Italy has always exerted a powerful influence on artists of all kinds. The seventeenth-century proved to be one of Italy's most influential periods, as artists from all over Europe flocked to Rome to work alongside their Italian colleagues. Perhaps the most remarkable and prolific artistic influx of painters to Italy in this period was the Dutch.
The Dutch artists turned to the Italian campagna for their subject matter playing a crucial role in the birth of a new genre of pure landscape painting. Painters such as Jan Both and Nicolaes Berchem returned from Italy bringing with them seductive visions of mountains and peasants basking under golden skies in stark contrast to the flat and often cloudy Holland. Dutch patrons could not get enough of the genre, inspiring Cuyp, Wynants, Wouwermans and Weenix to create their own interpretation of a landscape they may never have seen.
For the founders of Dulwich Picture Gallery collecting in the 1790's these artists were at the height of their value and reputation. This exhibition will introduce audiences to the artists responsible for a style that profoundly influenced the eighteenth-century French and English aesthetic, and even carried over to nineteenth-century America.
This selection of works from the permanent collection of the Dulwich Picture Gallery, London has been lent by permission of the Trustees of Dulwich Picture Gallery, London. The exhibition tour is organized by International Arts & Artists, Washington, D.C. and will include the following venues in addition to the Muscarelle Museum of Art: Fresno Metropolitan Museum of Art & Science, Fresno, California (April 11, 2009 - June 21, 2009), Frick Art & Historical Center, Pittsburgh, Pennsylvania (July 11, 2009 - September 20, 2009), and the Oklahoma City Art Museum, Oklahoma City, Oklahoma (October 8, 2009 - January 3, 2010).

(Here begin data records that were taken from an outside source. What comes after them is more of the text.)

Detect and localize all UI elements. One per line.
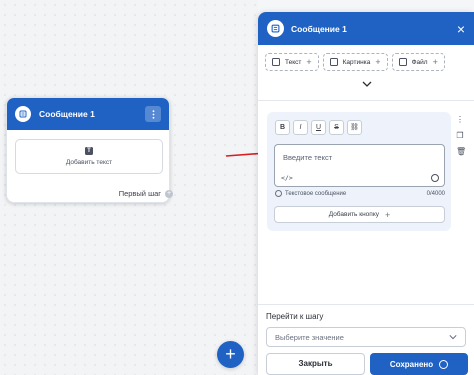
underline-button[interactable]: U bbox=[311, 120, 326, 135]
italic-button[interactable]: I bbox=[293, 120, 308, 135]
chevron-down-icon bbox=[449, 335, 457, 340]
char-counter: 0/4000 bbox=[426, 190, 445, 197]
connector-plus-icon[interactable]: + bbox=[165, 189, 173, 198]
close-button[interactable]: Закрыть bbox=[266, 353, 365, 375]
strikethrough-button[interactable]: S bbox=[329, 120, 344, 135]
first-step-connector[interactable]: Первый шаг + bbox=[118, 189, 173, 198]
plus-icon: + bbox=[385, 209, 391, 220]
code-icon[interactable]: </> bbox=[281, 174, 293, 182]
check-icon bbox=[439, 359, 449, 369]
tag-file[interactable]: Файл + bbox=[391, 53, 445, 71]
bold-button[interactable]: B bbox=[275, 120, 290, 135]
divider bbox=[258, 304, 474, 305]
message-icon bbox=[267, 20, 284, 37]
plus-icon: + bbox=[432, 57, 438, 67]
text-icon: T bbox=[85, 147, 93, 155]
goto-step-label: Перейти к шагу bbox=[266, 312, 324, 321]
save-button-label: Сохранено bbox=[389, 359, 434, 369]
tag-image[interactable]: Картинка + bbox=[322, 53, 388, 71]
save-button[interactable]: Сохранено bbox=[370, 353, 468, 375]
select-placeholder: Выберите значение bbox=[275, 332, 344, 342]
drag-handle-icon[interactable]: ⋮ bbox=[456, 115, 464, 124]
format-toolbar: B I U S ⛓ bbox=[275, 120, 362, 135]
add-button-label: Добавить кнопку bbox=[328, 211, 379, 218]
add-button-button[interactable]: Добавить кнопку + bbox=[274, 206, 445, 223]
panel-header: Сообщение 1 × bbox=[258, 12, 474, 45]
node-title: Сообщение 1 bbox=[39, 109, 95, 119]
block-tools: ⋮ ❐ 🗑 bbox=[456, 115, 466, 156]
text-message-row: Текстовое сообщение 0/4000 bbox=[275, 190, 445, 197]
tag-text[interactable]: Текст + bbox=[265, 53, 319, 71]
image-icon bbox=[329, 58, 338, 66]
plus-icon: + bbox=[306, 57, 312, 67]
content-type-tags: Текст + Картинка + Файл + bbox=[265, 53, 445, 71]
goto-step-select[interactable]: Выберите значение bbox=[266, 327, 466, 347]
add-text-label: Добавить текст bbox=[65, 159, 113, 166]
tag-text-label: Текст bbox=[285, 58, 302, 66]
close-panel-icon[interactable]: × bbox=[457, 21, 465, 37]
text-editor-block: B I U S ⛓ Введите текст </> Текстовое со… bbox=[267, 112, 451, 231]
tag-file-label: Файл bbox=[411, 58, 428, 66]
add-text-area[interactable]: T Добавить текст bbox=[15, 139, 163, 174]
chevron-down-icon[interactable] bbox=[362, 79, 372, 89]
node-menu-icon[interactable] bbox=[145, 106, 161, 122]
plus-icon: + bbox=[375, 57, 381, 67]
trash-icon[interactable]: 🗑 bbox=[456, 147, 466, 156]
message-icon bbox=[15, 106, 31, 122]
tag-image-label: Картинка bbox=[342, 58, 371, 66]
textarea-placeholder: Введите текст bbox=[283, 153, 333, 162]
edit-panel: Сообщение 1 × Текст + Картинка + Файл + … bbox=[258, 12, 474, 375]
message-node[interactable]: Сообщение 1 T Добавить текст Первый шаг … bbox=[6, 97, 173, 203]
copy-icon[interactable]: ❐ bbox=[456, 131, 464, 140]
file-icon bbox=[398, 58, 407, 66]
first-step-label: Первый шаг bbox=[118, 189, 161, 198]
emoji-icon[interactable] bbox=[431, 174, 439, 182]
node-header: Сообщение 1 bbox=[7, 98, 169, 130]
check-circle-icon bbox=[275, 190, 282, 197]
text-icon bbox=[272, 58, 280, 66]
panel-title: Сообщение 1 bbox=[291, 23, 347, 34]
link-button[interactable]: ⛓ bbox=[347, 120, 362, 135]
message-textarea[interactable]: Введите текст </> bbox=[274, 144, 445, 187]
text-message-label: Текстовое сообщение bbox=[285, 190, 347, 197]
divider bbox=[258, 100, 474, 101]
add-step-fab[interactable]: + bbox=[217, 341, 244, 368]
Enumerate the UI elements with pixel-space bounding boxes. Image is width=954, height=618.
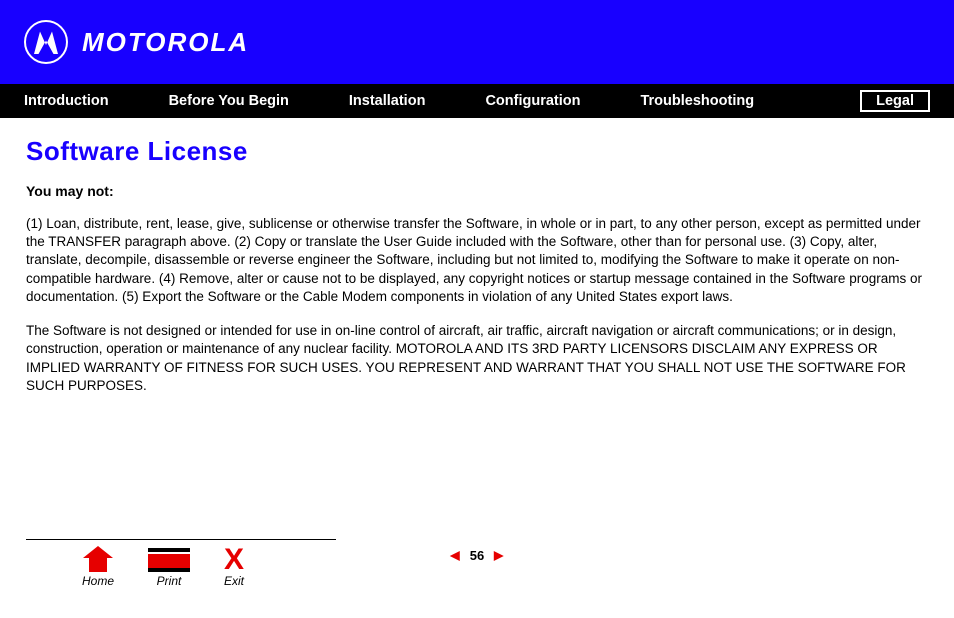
nav-before-you-begin[interactable]: Before You Begin [169, 93, 289, 109]
print-label: Print [157, 574, 182, 588]
home-icon [83, 546, 113, 572]
nav-installation[interactable]: Installation [349, 93, 426, 109]
restrictions-paragraph: (1) Loan, distribute, rent, lease, give,… [26, 215, 928, 306]
page-title: Software License [26, 136, 928, 167]
prev-page-icon[interactable] [450, 551, 460, 561]
footer-icons: Home Print X Exit [82, 546, 244, 588]
brand-wordmark: MOTOROLA [82, 27, 249, 58]
print-icon [148, 548, 190, 572]
footer-divider [26, 539, 336, 540]
header-bar: MOTOROLA [0, 0, 954, 84]
nav-configuration[interactable]: Configuration [485, 93, 580, 109]
exit-icon: X [224, 548, 244, 572]
page-content: Software License You may not: (1) Loan, … [0, 118, 954, 395]
exit-button[interactable]: X Exit [224, 548, 244, 588]
page-number: 56 [470, 548, 484, 563]
nav-introduction[interactable]: Introduction [24, 93, 109, 109]
footer: Home Print X Exit 56 [26, 539, 928, 588]
home-button[interactable]: Home [82, 546, 114, 588]
nav-items: Introduction Before You Begin Installati… [24, 93, 754, 109]
exit-label: Exit [224, 574, 244, 588]
nav-bar: Introduction Before You Begin Installati… [0, 84, 954, 118]
motorola-m-icon [24, 20, 68, 64]
nav-troubleshooting[interactable]: Troubleshooting [640, 93, 754, 109]
home-label: Home [82, 574, 114, 588]
footer-row: Home Print X Exit 56 [26, 546, 928, 588]
print-button[interactable]: Print [148, 548, 190, 588]
brand-logo: MOTOROLA [24, 20, 249, 64]
page-navigator: 56 [450, 548, 504, 563]
m-batwing-icon [31, 27, 61, 57]
next-page-icon[interactable] [494, 551, 504, 561]
nav-legal-active[interactable]: Legal [860, 90, 930, 112]
section-subhead: You may not: [26, 183, 928, 199]
disclaimer-paragraph: The Software is not designed or intended… [26, 322, 928, 395]
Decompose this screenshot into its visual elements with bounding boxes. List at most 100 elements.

The Muscarelle Museum of Art is located on Jamestown Road on the campus of The College of William & Mary in Williamsburg, Virginia. The Museum is open from 10:00 a.m. until 5:00 p.m. Tuesday through Friday and 12:00 noon until 4:00 p.m. on Saturday and Sunday. The Museum is closed on Mondays. Docent tours are available at 2:00 p.m. on Sundays and other times as announced. During exhibitions, there is an admission fee of $10. Admission is free for Museum members, The College of William & Mary faculty, staff, and students, and children under twelve.